Hosted by FCC Chairman Julius Genachowski and Secretary of Education Arne Duncan, the meeting fleshed out to transition all U.S. K-12 schools to a fully digital interactive learning environment within the next five years.
Attendees included representatives from tech heavyweights Apple, Samsung, Intel and Kno; publishers Houghton Mifflin Harcourt, McGraw-Hill, News Corp. and Pearson; telecoms Sprint and T-Mobile; and governmental bodies the LEAD Commission and the Idaho Department of Education, among others.
Chairman Genachowski and Secreatary Duncan issued the group a challenge to develop a low-cost, high quality solution for interactive digital textbooks consisting of device, content, connectivity, and technical support for use in America's classrooms.
According to an FCC-evaluated Project RED study, schools can save up to $250 per student per year if a digital ecosystem is implemented over the traditional textbook-and-paper used in classrooms today. Besides the initial cost savings, the prospect of upgrading to more current media in the future would be substantially less expensive than the current model which sees $7 billion spent in new textbooks each year. Digital textbooks would also enable a more uniform learning experience as new content can be pushed out nationwide at regular intervals.
A digital learning environment can reduce the amount of time it takes a student to learn a topic by up to 80 percent, said the Department of Education and a recent studies by the National Training and Simulation Association. A separate PBS study found that 93 percent of teachers believe that interactive whiteboards are positive learning tools, with 81 percent feeling the same about tablets.
iBooks textbooks are already available on Apple's iPad. | Source: Apple
While technology in the classroom has been found to be beneficial in the classroom, getting a new ecosystem up and running will take some time. To that end, the Leading Education by Advancing Digital (LEAD) Commission was established earlier in March to facilitate the rapid adoption of new media content in the education sector.

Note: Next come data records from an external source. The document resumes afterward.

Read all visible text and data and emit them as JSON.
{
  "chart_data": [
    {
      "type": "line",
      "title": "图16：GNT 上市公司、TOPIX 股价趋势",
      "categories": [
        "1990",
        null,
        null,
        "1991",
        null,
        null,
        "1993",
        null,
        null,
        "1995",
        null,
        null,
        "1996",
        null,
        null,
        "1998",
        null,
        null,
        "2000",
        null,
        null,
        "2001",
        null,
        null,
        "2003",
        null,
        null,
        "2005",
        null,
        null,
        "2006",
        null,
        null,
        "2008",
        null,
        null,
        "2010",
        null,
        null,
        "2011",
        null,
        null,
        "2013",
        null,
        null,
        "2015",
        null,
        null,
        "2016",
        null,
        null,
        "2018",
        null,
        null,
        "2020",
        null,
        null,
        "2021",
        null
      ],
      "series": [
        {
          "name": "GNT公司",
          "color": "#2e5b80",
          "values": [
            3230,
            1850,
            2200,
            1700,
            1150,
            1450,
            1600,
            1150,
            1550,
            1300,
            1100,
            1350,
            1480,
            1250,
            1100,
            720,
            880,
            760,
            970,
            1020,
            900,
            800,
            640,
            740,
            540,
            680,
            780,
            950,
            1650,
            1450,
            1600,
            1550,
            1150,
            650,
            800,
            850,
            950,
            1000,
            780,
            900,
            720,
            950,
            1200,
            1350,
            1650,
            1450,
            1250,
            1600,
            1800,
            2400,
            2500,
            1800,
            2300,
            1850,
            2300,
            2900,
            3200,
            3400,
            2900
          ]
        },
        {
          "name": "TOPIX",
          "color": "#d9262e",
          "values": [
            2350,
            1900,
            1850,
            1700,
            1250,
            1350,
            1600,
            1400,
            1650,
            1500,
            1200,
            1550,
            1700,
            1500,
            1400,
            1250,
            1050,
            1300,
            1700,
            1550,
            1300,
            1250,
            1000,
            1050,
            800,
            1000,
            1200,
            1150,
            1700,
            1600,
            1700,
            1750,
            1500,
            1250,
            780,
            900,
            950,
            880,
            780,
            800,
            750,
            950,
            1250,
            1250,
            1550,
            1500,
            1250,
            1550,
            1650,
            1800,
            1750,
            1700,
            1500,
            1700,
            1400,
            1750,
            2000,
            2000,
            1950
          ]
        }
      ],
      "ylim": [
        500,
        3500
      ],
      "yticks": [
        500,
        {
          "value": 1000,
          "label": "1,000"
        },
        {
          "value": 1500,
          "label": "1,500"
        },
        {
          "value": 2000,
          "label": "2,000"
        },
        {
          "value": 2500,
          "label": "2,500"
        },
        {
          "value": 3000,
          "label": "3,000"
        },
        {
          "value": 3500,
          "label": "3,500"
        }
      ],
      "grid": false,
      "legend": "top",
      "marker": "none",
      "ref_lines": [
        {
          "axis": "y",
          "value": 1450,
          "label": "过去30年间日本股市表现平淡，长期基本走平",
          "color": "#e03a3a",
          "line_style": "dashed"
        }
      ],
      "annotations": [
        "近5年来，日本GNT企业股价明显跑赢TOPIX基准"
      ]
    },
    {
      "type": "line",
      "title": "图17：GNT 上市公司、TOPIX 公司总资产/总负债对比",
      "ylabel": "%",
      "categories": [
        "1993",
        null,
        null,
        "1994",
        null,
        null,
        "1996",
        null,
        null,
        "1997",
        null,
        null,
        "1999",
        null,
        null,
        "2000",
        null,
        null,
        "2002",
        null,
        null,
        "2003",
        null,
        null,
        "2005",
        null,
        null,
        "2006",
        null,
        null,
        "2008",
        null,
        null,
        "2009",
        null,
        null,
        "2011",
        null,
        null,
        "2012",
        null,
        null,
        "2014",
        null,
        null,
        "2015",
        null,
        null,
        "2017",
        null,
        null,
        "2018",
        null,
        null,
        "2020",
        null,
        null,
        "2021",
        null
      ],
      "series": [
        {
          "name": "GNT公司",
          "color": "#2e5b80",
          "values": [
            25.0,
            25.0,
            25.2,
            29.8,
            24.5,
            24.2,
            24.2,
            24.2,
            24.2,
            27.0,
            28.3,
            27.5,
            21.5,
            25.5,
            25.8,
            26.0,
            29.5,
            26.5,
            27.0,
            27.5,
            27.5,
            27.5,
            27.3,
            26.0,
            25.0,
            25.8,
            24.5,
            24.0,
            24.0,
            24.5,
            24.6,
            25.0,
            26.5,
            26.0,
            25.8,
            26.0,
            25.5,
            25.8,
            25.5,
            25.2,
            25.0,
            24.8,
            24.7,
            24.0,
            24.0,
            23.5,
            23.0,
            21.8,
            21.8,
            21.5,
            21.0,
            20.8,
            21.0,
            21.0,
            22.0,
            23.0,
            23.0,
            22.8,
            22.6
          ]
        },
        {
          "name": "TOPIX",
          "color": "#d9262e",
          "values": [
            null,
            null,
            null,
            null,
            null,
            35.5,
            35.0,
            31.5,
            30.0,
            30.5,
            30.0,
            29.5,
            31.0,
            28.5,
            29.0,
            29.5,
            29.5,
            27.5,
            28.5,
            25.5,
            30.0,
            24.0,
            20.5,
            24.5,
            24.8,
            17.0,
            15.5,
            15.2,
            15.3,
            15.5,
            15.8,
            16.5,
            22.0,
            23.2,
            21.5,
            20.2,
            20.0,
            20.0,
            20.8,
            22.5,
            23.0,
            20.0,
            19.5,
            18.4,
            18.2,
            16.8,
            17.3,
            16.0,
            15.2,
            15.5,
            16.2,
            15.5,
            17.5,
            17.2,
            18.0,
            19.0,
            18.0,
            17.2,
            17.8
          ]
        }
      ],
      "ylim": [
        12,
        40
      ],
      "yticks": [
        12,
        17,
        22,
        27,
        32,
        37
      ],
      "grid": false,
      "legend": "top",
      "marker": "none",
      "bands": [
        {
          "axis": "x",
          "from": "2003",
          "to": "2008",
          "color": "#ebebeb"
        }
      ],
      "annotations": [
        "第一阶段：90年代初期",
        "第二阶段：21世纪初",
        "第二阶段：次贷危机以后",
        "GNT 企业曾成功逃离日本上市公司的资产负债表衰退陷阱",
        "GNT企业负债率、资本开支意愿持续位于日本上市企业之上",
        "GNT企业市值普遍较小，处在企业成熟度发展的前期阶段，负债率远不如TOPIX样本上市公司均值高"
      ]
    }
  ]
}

In January, the "Digital Textbook Playbook" was announced to help teachers bring technology to the classroom by taking down the "major barriers to the adoption of digital textbooks, including the challenge of connectivity, both at school, in the community, and at home; the challenge of device procurement; and the challenge of making the transition from paper to digital textbooks."
The Digital Textbook Playbook offers an outline of new media for the classroom. | Source: FCC
Apple has always been active in the education market, going as far as releasing classroom-specific computer models like the eMac and offering student and teacher product discounts. The company's latest education initiative, iBooks textbooks, was announced in January and could be a strong contender for the FCC and DOE plan. Of the major publishers at Thursday's discussion, three already offer content to through the iBooks store.